Yates pointed to his department’s effort in spearheading the rollout of the H1N1 vaccination a decade ago, and said they could assist hospitals now in inoculating the general public once more vaccines become available.
He said Washington County officials are building a “central repository” to track the number of people vaccinated through the initial phases to move the process along smoothly. But that is becoming more difficult due to the lack of coordination with state health department officials.
“Our role here is really trying to coordinate the efforts,” Yates said. “We’re kind of working in generalities. There are going to be people who fall through the cracks, people who change their minds or people who don’t have time.”
PEMA Director Randy Padfield said Friday that coordination with local public safety departments will be critical once the mass vaccination phases begin.
“No one agency or government can do it all to sustain such a complex event,” Padfield said. “It is going to require everyone working together and working with all the tools in our disposal.”
Greene County Commissioner Mike Belding said there has been confusion from the start, as the plans apparently changed just before the vaccine distribution began in mid-December.
“My understanding is the Department of Health came up with a plan that they’ve been working on for quite some, and then at the last minute, they abandoned it and threw it to the hospitals,” Belding said. “So it’s been thrown to the medical facilities. Now we’re trying to figure out what to do.”
Counties without a local health department, such as Washington, Fayette and Greene, must rely on the state for guidance, he said. But the lack of communication between state and county leaders has been “frustrating” and left them in a lurch at times. Belding was not even sure how many Greene County first responders or residents have been vaccinated so far.
But the county is prepared to assist hospitals when needed or set up mass inoculation centers at the fairgrounds or county airport once the vaccine is available to the general public.

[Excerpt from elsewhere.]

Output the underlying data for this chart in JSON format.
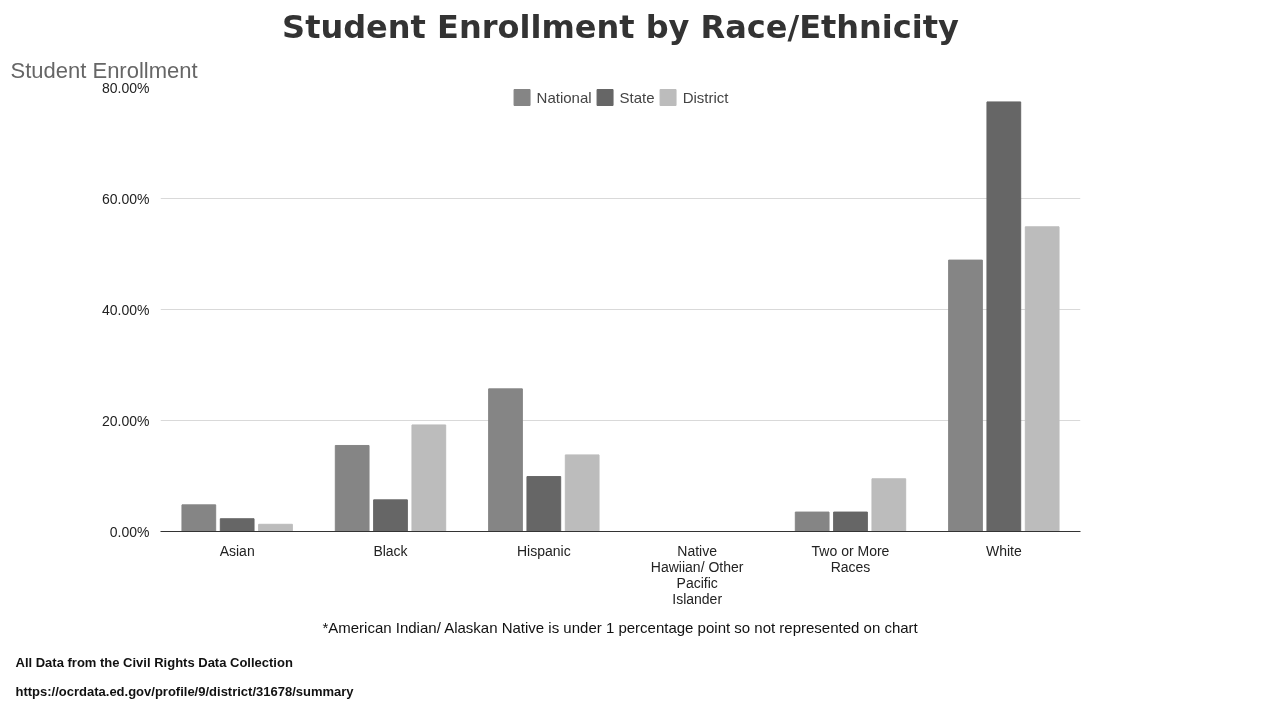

“We offered as much support to hospital units as we can,” he said. “However they want to do it, we’ll support them.”
Meanwhile, Roy Shipley, director of the Fayette County Emergency Management Agency, said they have more questions than answers from state health officials.
“No answers, no timeframe. Nothing,” Shipley said. “They need to work together as a collaborated effort.”
He said WVU Medicine’s Uniontown Hospital and Highlands Hospital in Connellsville have received a total of 900 vaccines through the first phase, and they’re ready to move forward with more vaccinations whenever they’re available.
“It’s not something new. We’ve been through this,” Shipley said. “I don’t think they’re getting the vaccines out fast enough. We all need to be connected on it. We’re fielding the questions out here and sending them up to the Department of Health, and we’re not getting any replies.”